I maybe should have said sensed, not experienced, since experience also leads into much deeper philosophical discussions around the nature of mind and consciousness. I wasn't really going there, since I don't see anything in GPT-3 or any similar system that merits going there.

I also don't see any evidence that it is drawing any new conclusions or constructing any novel thoughts about anything. It's regurgitating similar results to pre-existing textual examples, re-arranging new ideas in new ways. If you don't think actual new ideas exist then this may be compelling, but if that's the case I have to ask: where did all the existing ideas come from then? Some creative mechanism must exist or nothing would exist, including this text.

The fact that the output often resembles pop Internet discourse says more about the mindlessness of "meme-think" than the GPT-3 model.

As for real world uses, social media spam and mass propaganda seems like the most obvious one. This thing seems like it would be a fantastic automated "meme warrior." Train it on a corpus of Qanon and set it to work "pilling" people.

the8472 · on July 3, 2020

> When I say "I have a laptop in front of me," I am describing an understanding of something that is being experienced (sensed).

I would ascribe that to two factors a) you have a more immediate, interactive interface to the physical world than GPT does, which is limited to a textual proxy and b) GPT naturally is not a human-level intelligence, it is still of very limited complexity so its understanding more akin to that of a parrot trying to understand its owner's speech patterns. It can infer a tiny bit of semantics and mimic the rest.
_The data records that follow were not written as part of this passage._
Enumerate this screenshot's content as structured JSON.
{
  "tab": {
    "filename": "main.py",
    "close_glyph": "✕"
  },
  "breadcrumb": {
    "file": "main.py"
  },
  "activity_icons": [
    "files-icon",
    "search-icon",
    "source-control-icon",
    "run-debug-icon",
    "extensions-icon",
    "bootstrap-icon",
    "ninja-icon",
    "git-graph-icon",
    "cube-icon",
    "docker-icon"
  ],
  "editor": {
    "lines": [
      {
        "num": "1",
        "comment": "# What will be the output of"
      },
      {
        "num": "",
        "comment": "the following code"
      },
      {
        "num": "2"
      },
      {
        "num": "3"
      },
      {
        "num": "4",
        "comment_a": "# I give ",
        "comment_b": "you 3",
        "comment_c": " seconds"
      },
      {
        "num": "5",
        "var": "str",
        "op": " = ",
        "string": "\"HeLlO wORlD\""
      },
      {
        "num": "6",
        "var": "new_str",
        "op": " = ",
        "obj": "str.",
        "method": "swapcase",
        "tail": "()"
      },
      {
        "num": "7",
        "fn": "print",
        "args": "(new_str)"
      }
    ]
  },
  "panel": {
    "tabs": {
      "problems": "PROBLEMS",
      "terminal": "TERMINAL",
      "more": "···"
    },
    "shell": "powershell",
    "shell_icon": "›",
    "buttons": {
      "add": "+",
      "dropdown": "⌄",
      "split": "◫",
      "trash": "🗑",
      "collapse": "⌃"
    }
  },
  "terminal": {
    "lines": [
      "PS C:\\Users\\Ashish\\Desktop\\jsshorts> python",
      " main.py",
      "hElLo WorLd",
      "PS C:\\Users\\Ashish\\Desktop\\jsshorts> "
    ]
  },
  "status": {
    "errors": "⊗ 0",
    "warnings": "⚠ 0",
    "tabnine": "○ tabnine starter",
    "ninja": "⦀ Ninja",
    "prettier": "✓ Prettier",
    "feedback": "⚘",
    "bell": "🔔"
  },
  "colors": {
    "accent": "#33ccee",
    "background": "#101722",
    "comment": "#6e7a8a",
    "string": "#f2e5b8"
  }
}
The ratio is a continuum.

> As for real world uses, social media spam and mass propaganda seems like the most obvious one.

fragments full sentence completion useful maybe.

ianhorn · on July 3, 2020

Take active learning versus usual learning. Often with active learning you can learn much faster. That's a kind of "experience." Out of distribution problems where it fails to generalize could be dealt with much more efficiently when a model can ask "hey what's f(x=something really weird and specific that would never come up in an entire internet's worth of training data)?" Experience isn't passive, and that makes a whole world of difference. And that's not even touching on the difficulty of "tell me all about elephants" versus "let me interact with an elephant and see it and touch it and physically study it."

tripzilch · on July 4, 2020

yesterday I watched a youtube video about GPT3 (https://www.youtube.com/watch?v=_8yVOC4ciXc), and it showed two poems. One was human made, the other was from AI trained on that human's poems.

Both poems were pretty good. But one of them had a metaphor about the moon reflecting in ocean waves, being distorted and taking on monstrous forms.

I figured this had to be the human one, it was a novel description (because metaphor) of a very real experience (how the moon appears in reflection on the ocean).